The server holds a list of VerifyKey values — one per trusted client public key. When a client connects, the server verifies the signature against all keys whose hash matches the one the client advertised.
verifiers
Vec<VerifyKey>
required
Collection of trusted client verification keys. The server accepts the client if any key in this list successfully verifies the challenge signature.
required
bool
required
When true, clients that do not present a key are rejected with CertAuthExtensionNoKey.

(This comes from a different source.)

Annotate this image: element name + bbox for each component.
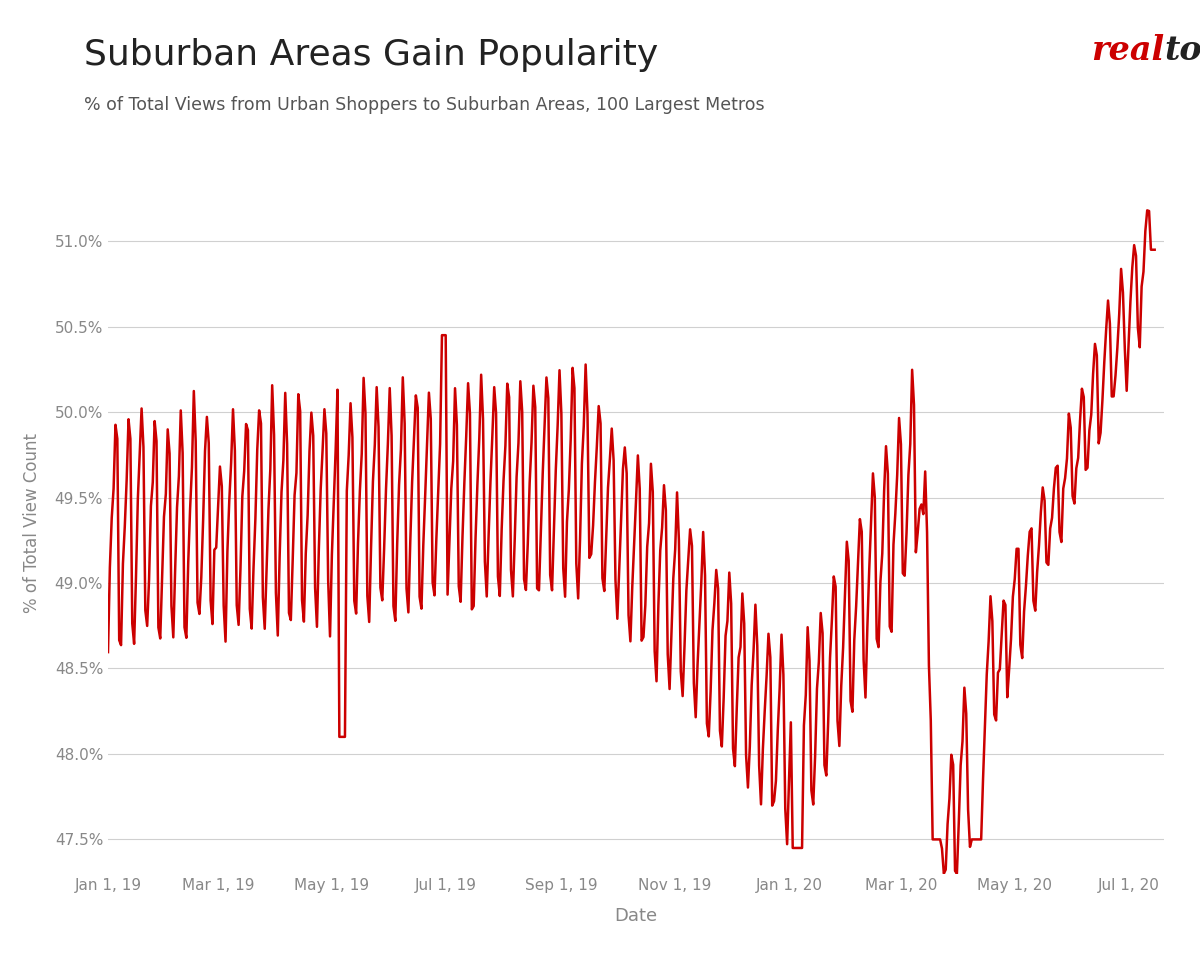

When false, unauthenticated clients proceed if the server decides to permit them.
use std::sync::Arc;
use wisp_mux::extensions::{
    cert::{CertAuthProtocolExtensionBuilder, VerifyKey},
    AnyProtocolExtensionBuilder,
};

// Load the client's ed25519 public key and its SHA-256 hash
let verifying_key: Arc<ed25519_dalek::VerifyingKey> = Arc::new(/* load from PEM */);
let hash: [u8; 32] = /* SHA-256 of verifying_key.to_bytes() */;

let trusted_keys = vec![VerifyKey::new_ed25519(verifying_key, hash)];

let extensions: Vec<AnyProtocolExtensionBuilder> = vec![
    AnyProtocolExtensionBuilder::new(
        CertAuthProtocolExtensionBuilder::new_server(trusted_keys, true),
    ),
];

Error handling

Error variantWhen it occurs
WispError::CertAuthExtensionSigInvalidThe client’s signature did not verify against any trusted key
WispError::CertAuthExtensionCertTypeInvalidThe client advertised an unsupported certificate type bit flag
WispError::CertAuthExtensionNoKeyThe client builder was created with None (no signing key) but the handshake attempted to produce a signature

Full example (client)

use std::{path::PathBuf, sync::Arc};
use ed25519_dalek::pkcs8::DecodePrivateKey;
use sha2::{Digest, Sha256};
use wisp_mux::{
    extensions::{
        cert::{CertAuthProtocolExtension, CertAuthProtocolExtensionBuilder, SigningKey},
        AnyProtocolExtensionBuilder,
    },
    ClientMux, WispV2Handshake,
};

async fn get_cert(path: PathBuf) -> Result<SigningKey, Box<dyn std::error::Error + Sync + Send>> {
    let data = tokio::fs::read_to_string(path).await?;
    let signer = ed25519_dalek::SigningKey::from_pkcs8_pem(&data)?;
    let binary_key = signer.verifying_key().to_bytes();

    let mut hasher = Sha256::new();
    hasher.update(binary_key);
    let hash: [u8; 32] = hasher.finalize().into();

    Ok(SigningKey::new_ed25519(Arc::new(signer), hash))
}

// In your connection function:
let key = get_cert(PathBuf::from("client.pem")).await?;
let extension = CertAuthProtocolExtensionBuilder::new_client(Some(key));

let extensions: Vec<AnyProtocolExtensionBuilder> = vec![
    AnyProtocolExtensionBuilder::new(extension),
];

let (mux, fut) = ClientMux::new(rx, tx, Some(WispV2Handshake::new(extensions)))
    .await?
    .with_required_extensions(&[CertAuthProtocolExtension::ID])
    .await?;
You can change the signing key at runtime (before the handshake begins) using CertAuthProtocolExtensionBuilder::set_signing_key(key). This is useful when keys are rotated or loaded lazily.